Yeniden ısıtmak için küçük kimyasal ısı paketleri kullanmayın
Küçük kimyasal ısı paketleri (örneğin el ve ayakları ısıtmak için kullanılanlar) çekirdek sıcaklığı etkilemek için yeterli ısı sağlamaz. Ayrıca, küçük kimyasal ısı paketlerinin yüksek yüzey sıcaklığı, termal yanık riski oluşturur.
Öneri
Hipotermik bir hastanın çekirdeğini yeniden ısıtmak için küçük kimyasal ısı paketleri kullanmayın ( Kanıt derecesi: 1B). Ancak bu küçük kimyasal ısı paketleri, tedavi ve nakil sırasında ellerde ve ayaklarda lokal soğuk yaralanmasını önlemek için kullanılabilir ( Kanıt derecesi: 1C).
Isıtılmış nemlendirilmiş oksijen
Isıtılmış nemlendirilmiş oksijen solunumla ısı kaybını önlemesine rağmen, solunum yolu sınırlı ısı alışverişine izin verir. Isıtılmış nemlendirilmiş oksijen, tek başına yeniden ısıtma yöntemi olarak etkili değildir,
Isıtılmış nemlendirilmiş oksijen, diğer yeniden ısıtma yöntemleriyle birlikte kullanılabilir ( Kanıt derecesi: 2C), ancak tek yeniden ısıtma yöntemi olarak güvenilmemelidir ( Kanıt derecesi: 1B).
Isınmak için sıcak duşlar veya banyolar kullanmayın
Sıcak bir duş veya banyo, periferik kan akışını belirgin şekilde artırır, artçı damlayı artırır ve potansiyel olarak hipotansiyona neden olur.

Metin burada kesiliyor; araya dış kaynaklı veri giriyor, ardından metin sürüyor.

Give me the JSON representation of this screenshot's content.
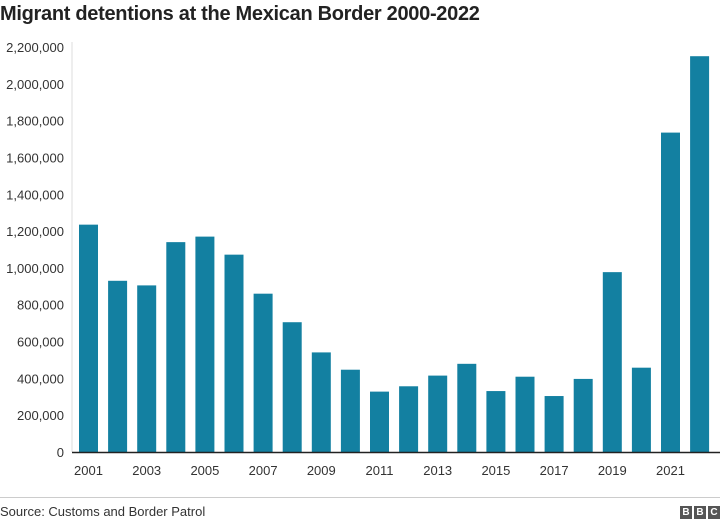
{
  "chart_data": {
    "type": "bar",
    "title": "Migrant detentions at the Mexican Border 2000-2022",
    "xlabel": "",
    "ylabel": "",
    "ylim": [
      0,
      2200000
    ],
    "yticks": [
      0,
      200000,
      400000,
      600000,
      800000,
      1000000,
      1200000,
      1400000,
      1600000,
      1800000,
      2000000,
      2200000
    ],
    "ytick_labels": [
      "0",
      "200,000",
      "400,000",
      "600,000",
      "800,000",
      "1,000,000",
      "1,200,000",
      "1,400,000",
      "1,600,000",
      "1,800,000",
      "2,000,000",
      "2,200,000"
    ],
    "categories": [
      "2001",
      "2002",
      "2003",
      "2004",
      "2005",
      "2006",
      "2007",
      "2008",
      "2009",
      "2010",
      "2011",
      "2012",
      "2013",
      "2014",
      "2015",
      "2016",
      "2017",
      "2018",
      "2019",
      "2020",
      "2021",
      "2022"
    ],
    "xtick_labels": [
      "2001",
      "2003",
      "2005",
      "2007",
      "2009",
      "2011",
      "2013",
      "2015",
      "2017",
      "2019",
      "2021"
    ],
    "values": [
      1235000,
      930000,
      905000,
      1140000,
      1170000,
      1072000,
      860000,
      705000,
      541000,
      447000,
      328000,
      357000,
      415000,
      479000,
      331000,
      409000,
      304000,
      397000,
      977000,
      458000,
      1735000,
      2150000
    ],
    "grid": false,
    "bar_color": "#1380A1"
  },
  "footer": {
    "source": "Source: Customs and Border Patrol",
    "logo_letters": [
      "B",
      "B",
      "C"
    ]
  }
}
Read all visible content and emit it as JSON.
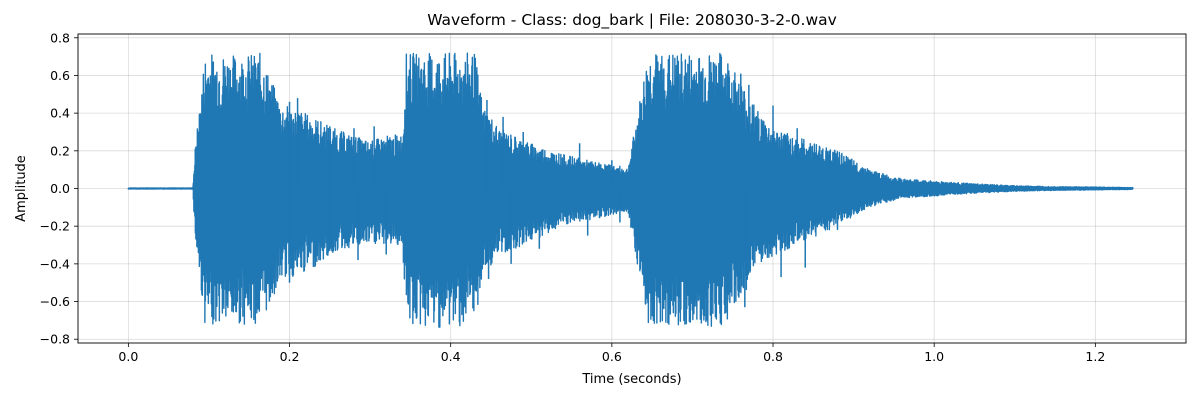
{
  "chart_data": {
    "type": "line",
    "title": "Waveform - Class: dog_bark | File: 208030-3-2-0.wav",
    "xlabel": "Time (seconds)",
    "ylabel": "Amplitude",
    "xlim": [
      -0.0625,
      1.3125
    ],
    "ylim": [
      -0.82,
      0.82
    ],
    "xticks": [
      0.0,
      0.2,
      0.4,
      0.6,
      0.8,
      1.0,
      1.2
    ],
    "xtick_labels": [
      "0.0",
      "0.2",
      "0.4",
      "0.6",
      "0.8",
      "1.0",
      "1.2"
    ],
    "yticks": [
      -0.8,
      -0.6,
      -0.4,
      -0.2,
      0.0,
      0.2,
      0.4,
      0.6,
      0.8
    ],
    "ytick_labels": [
      "−0.8",
      "−0.6",
      "−0.4",
      "−0.2",
      "0.0",
      "0.2",
      "0.4",
      "0.6",
      "0.8"
    ],
    "grid": true,
    "color": "#1f77b4",
    "series": [
      {
        "envelope": {
          "t": [
            0.0,
            0.08,
            0.083,
            0.095,
            0.11,
            0.14,
            0.165,
            0.175,
            0.19,
            0.21,
            0.23,
            0.26,
            0.3,
            0.32,
            0.34,
            0.345,
            0.36,
            0.4,
            0.43,
            0.44,
            0.46,
            0.5,
            0.54,
            0.58,
            0.62,
            0.645,
            0.65,
            0.7,
            0.74,
            0.75,
            0.78,
            0.8,
            0.84,
            0.88,
            0.92,
            0.96,
            1.0,
            1.05,
            1.1,
            1.15,
            1.2,
            1.247
          ],
          "max": [
            0.003,
            0.003,
            0.21,
            0.72,
            0.72,
            0.71,
            0.72,
            0.6,
            0.45,
            0.42,
            0.38,
            0.31,
            0.25,
            0.28,
            0.29,
            0.72,
            0.72,
            0.72,
            0.72,
            0.45,
            0.32,
            0.24,
            0.18,
            0.14,
            0.11,
            0.72,
            0.72,
            0.72,
            0.72,
            0.65,
            0.42,
            0.32,
            0.26,
            0.2,
            0.1,
            0.05,
            0.04,
            0.025,
            0.015,
            0.01,
            0.008,
            0.005
          ],
          "min": [
            -0.003,
            -0.003,
            -0.28,
            -0.72,
            -0.72,
            -0.72,
            -0.72,
            -0.62,
            -0.48,
            -0.47,
            -0.42,
            -0.33,
            -0.3,
            -0.3,
            -0.3,
            -0.72,
            -0.74,
            -0.74,
            -0.72,
            -0.46,
            -0.36,
            -0.28,
            -0.2,
            -0.16,
            -0.12,
            -0.72,
            -0.72,
            -0.74,
            -0.73,
            -0.66,
            -0.44,
            -0.36,
            -0.28,
            -0.2,
            -0.1,
            -0.05,
            -0.04,
            -0.025,
            -0.015,
            -0.01,
            -0.008,
            -0.005
          ]
        },
        "peaks": [
          {
            "t": 0.083,
            "v": 0.21
          },
          {
            "t": 0.086,
            "v": -0.28
          },
          {
            "t": 0.175,
            "v": 0.52
          },
          {
            "t": 0.2,
            "v": 0.46
          },
          {
            "t": 0.21,
            "v": 0.48
          },
          {
            "t": 0.175,
            "v": -0.6
          },
          {
            "t": 0.2,
            "v": -0.5
          },
          {
            "t": 0.215,
            "v": -0.42
          },
          {
            "t": 0.25,
            "v": 0.33
          },
          {
            "t": 0.28,
            "v": 0.32
          },
          {
            "t": 0.305,
            "v": 0.33
          },
          {
            "t": 0.25,
            "v": -0.33
          },
          {
            "t": 0.285,
            "v": -0.38
          },
          {
            "t": 0.32,
            "v": -0.35
          },
          {
            "t": 0.445,
            "v": 0.47
          },
          {
            "t": 0.465,
            "v": 0.38
          },
          {
            "t": 0.49,
            "v": 0.3
          },
          {
            "t": 0.447,
            "v": -0.48
          },
          {
            "t": 0.475,
            "v": -0.4
          },
          {
            "t": 0.51,
            "v": -0.32
          },
          {
            "t": 0.56,
            "v": 0.24
          },
          {
            "t": 0.57,
            "v": -0.25
          },
          {
            "t": 0.6,
            "v": 0.15
          },
          {
            "t": 0.61,
            "v": -0.18
          },
          {
            "t": 0.76,
            "v": 0.61
          },
          {
            "t": 0.77,
            "v": 0.55
          },
          {
            "t": 0.765,
            "v": -0.63
          },
          {
            "t": 0.8,
            "v": 0.44
          },
          {
            "t": 0.81,
            "v": -0.47
          },
          {
            "t": 0.83,
            "v": 0.32
          },
          {
            "t": 0.84,
            "v": -0.42
          },
          {
            "t": 0.87,
            "v": 0.2
          },
          {
            "t": 0.88,
            "v": -0.22
          },
          {
            "t": 0.9,
            "v": 0.11
          },
          {
            "t": 0.91,
            "v": -0.12
          },
          {
            "t": 0.94,
            "v": 0.05
          },
          {
            "t": 0.95,
            "v": -0.05
          }
        ]
      }
    ]
  }
}
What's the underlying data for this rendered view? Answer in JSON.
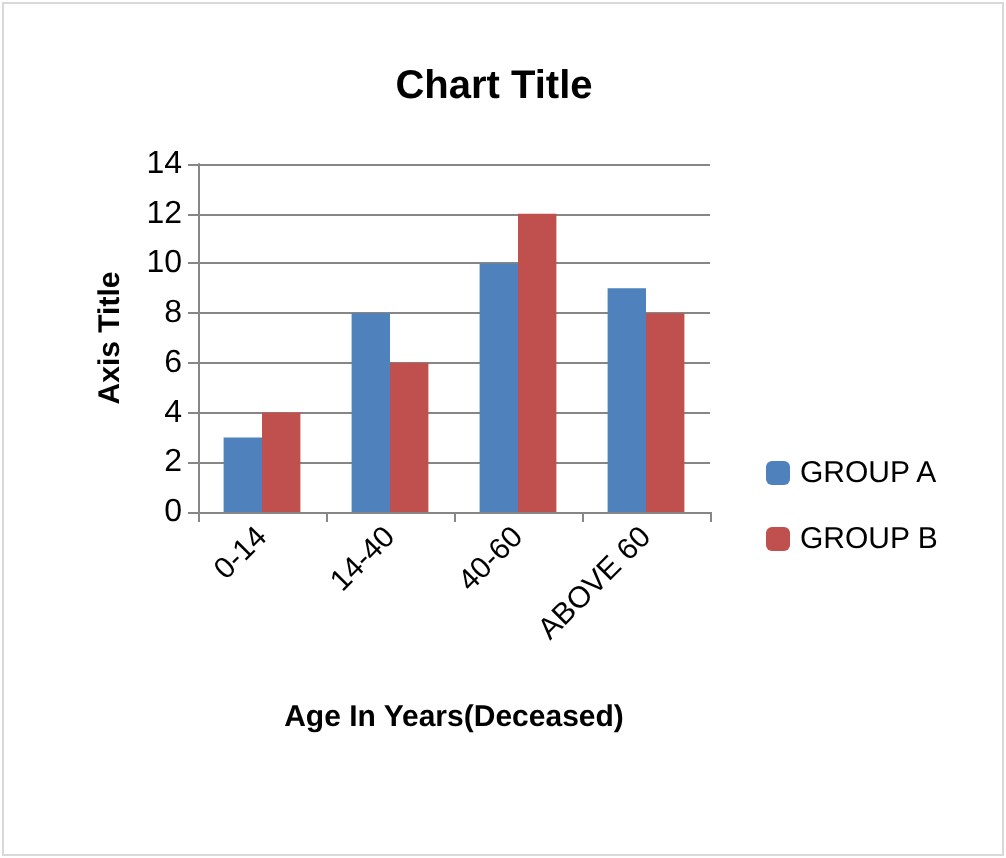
{
  "chart_data": {
    "type": "bar",
    "title": "Chart Title",
    "xlabel": "Age In Years(Deceased)",
    "ylabel": "Axis Title",
    "categories": [
      "0-14",
      "14-40",
      "40-60",
      "ABOVE 60"
    ],
    "series": [
      {
        "name": "GROUP A",
        "color": "#4f81bd",
        "values": [
          3,
          8,
          10,
          9
        ]
      },
      {
        "name": "GROUP B",
        "color": "#c0504d",
        "values": [
          4,
          6,
          12,
          8
        ]
      }
    ],
    "ylim": [
      0,
      14
    ],
    "yticks": [
      0,
      2,
      4,
      6,
      8,
      10,
      12,
      14
    ],
    "grid": "y",
    "legend": "right"
  }
}
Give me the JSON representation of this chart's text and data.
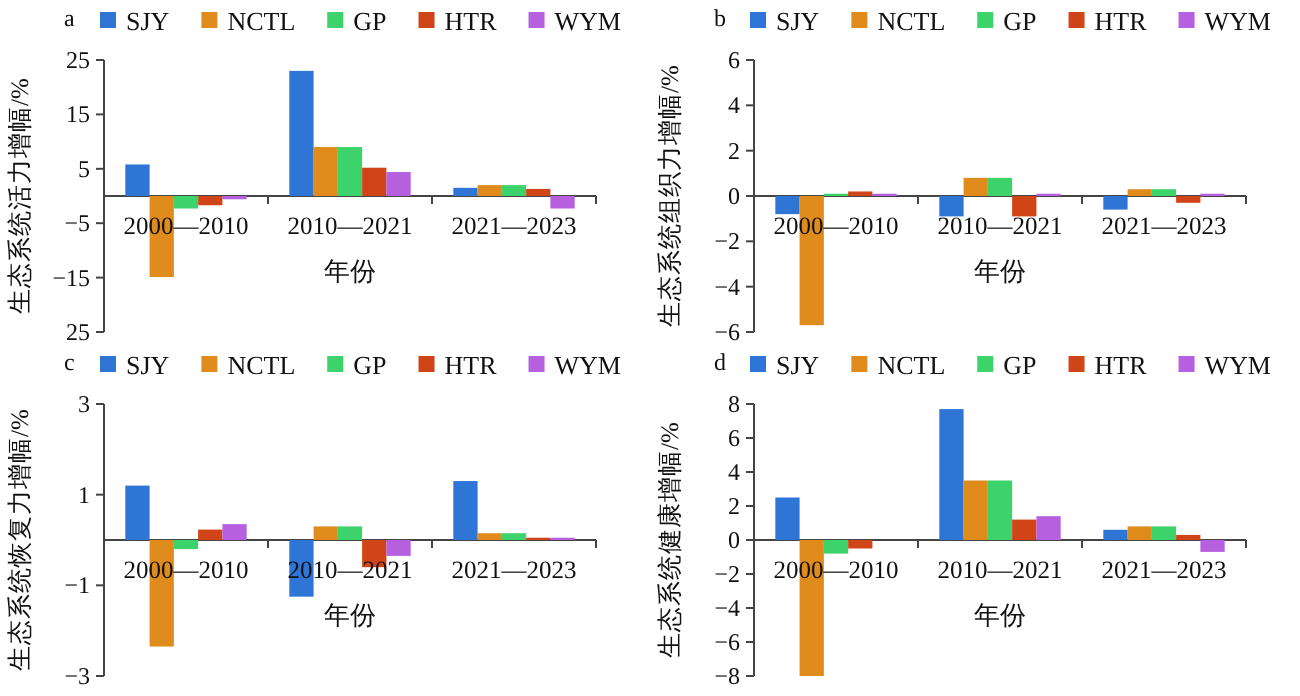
{
  "chart_data": [
    {
      "type": "bar",
      "title": "a",
      "xlabel": "年份",
      "ylabel": "生态系统活力增幅/%",
      "legend": "top",
      "categories": [
        "2000—2010",
        "2010—2021",
        "2021—2023"
      ],
      "ylim": [
        -25,
        25
      ],
      "yticks": [
        {
          "value": -25,
          "label": "25"
        },
        -15,
        -5,
        5,
        15,
        25
      ],
      "series": [
        {
          "name": "SJY",
          "color": "#2e75d6",
          "values": [
            5.8,
            23,
            1.5
          ]
        },
        {
          "name": "NCTL",
          "color": "#e08c1c",
          "values": [
            -14.9,
            9,
            2
          ]
        },
        {
          "name": "GP",
          "color": "#3cd36a",
          "values": [
            -2.3,
            9,
            2
          ]
        },
        {
          "name": "HTR",
          "color": "#d14418",
          "values": [
            -1.7,
            5.2,
            1.3
          ]
        },
        {
          "name": "WYM",
          "color": "#b660e0",
          "values": [
            -0.6,
            4.4,
            -2.3
          ]
        }
      ]
    },
    {
      "type": "bar",
      "title": "b",
      "xlabel": "年份",
      "ylabel": "生态系统组织力增幅/%",
      "legend": "top",
      "categories": [
        "2000—2010",
        "2010—2021",
        "2021—2023"
      ],
      "ylim": [
        -6,
        6
      ],
      "yticks": [
        -6,
        -4,
        -2,
        0,
        2,
        4,
        6
      ],
      "series": [
        {
          "name": "SJY",
          "color": "#2e75d6",
          "values": [
            -0.8,
            -0.9,
            -0.6
          ]
        },
        {
          "name": "NCTL",
          "color": "#e08c1c",
          "values": [
            -5.7,
            0.8,
            0.3
          ]
        },
        {
          "name": "GP",
          "color": "#3cd36a",
          "values": [
            0.1,
            0.8,
            0.3
          ]
        },
        {
          "name": "HTR",
          "color": "#d14418",
          "values": [
            0.2,
            -0.9,
            -0.3
          ]
        },
        {
          "name": "WYM",
          "color": "#b660e0",
          "values": [
            0.1,
            0.1,
            0.1
          ]
        }
      ]
    },
    {
      "type": "bar",
      "title": "c",
      "xlabel": "年份",
      "ylabel": "生态系统恢复力增幅/%",
      "legend": "top",
      "categories": [
        "2000—2010",
        "2010—2021",
        "2021—2023"
      ],
      "ylim": [
        -3,
        3
      ],
      "yticks": [
        -3,
        -1,
        1,
        3
      ],
      "series": [
        {
          "name": "SJY",
          "color": "#2e75d6",
          "values": [
            1.2,
            -1.25,
            1.3
          ]
        },
        {
          "name": "NCTL",
          "color": "#e08c1c",
          "values": [
            -2.35,
            0.3,
            0.15
          ]
        },
        {
          "name": "GP",
          "color": "#3cd36a",
          "values": [
            -0.2,
            0.3,
            0.15
          ]
        },
        {
          "name": "HTR",
          "color": "#d14418",
          "values": [
            0.23,
            -0.6,
            0.05
          ]
        },
        {
          "name": "WYM",
          "color": "#b660e0",
          "values": [
            0.35,
            -0.35,
            0.05
          ]
        }
      ]
    },
    {
      "type": "bar",
      "title": "d",
      "xlabel": "年份",
      "ylabel": "生态系统健康增幅/%",
      "legend": "top",
      "categories": [
        "2000—2010",
        "2010—2021",
        "2021—2023"
      ],
      "ylim": [
        -8,
        8
      ],
      "yticks": [
        -8,
        -6,
        -4,
        -2,
        0,
        2,
        4,
        6,
        8
      ],
      "series": [
        {
          "name": "SJY",
          "color": "#2e75d6",
          "values": [
            2.5,
            7.7,
            0.6
          ]
        },
        {
          "name": "NCTL",
          "color": "#e08c1c",
          "values": [
            -8,
            3.5,
            0.8
          ]
        },
        {
          "name": "GP",
          "color": "#3cd36a",
          "values": [
            -0.8,
            3.5,
            0.8
          ]
        },
        {
          "name": "HTR",
          "color": "#d14418",
          "values": [
            -0.5,
            1.2,
            0.3
          ]
        },
        {
          "name": "WYM",
          "color": "#b660e0",
          "values": [
            0,
            1.4,
            -0.7
          ]
        }
      ]
    }
  ]
}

Hafif hipotermik olan bir hastada bile ılık bir duş veya banyo kullanmak kardiyovasküler kollapsa neden olabilir. Bu ısıtma yöntemi, soğuk stresi olan hastalar için veya hafif hipotermisi olanlar için ilk yeniden ısıtma periyodundan sonra düşünülebilir.
Öneri
Bir hasta sadece hafif hipotermik görünse bile, ilk yeniden ısıtma için ılık bir duş veya banyo kullanılmamalıdır ( Kanıt derecesi: 1C).
Distal ekstremite ısınması
Dirseklere ve dizlere 42 ila 45°C su ile distal ekstremite ısıtması, hafif hipotermik hastalarda ısınma uyarısı için etkilidir.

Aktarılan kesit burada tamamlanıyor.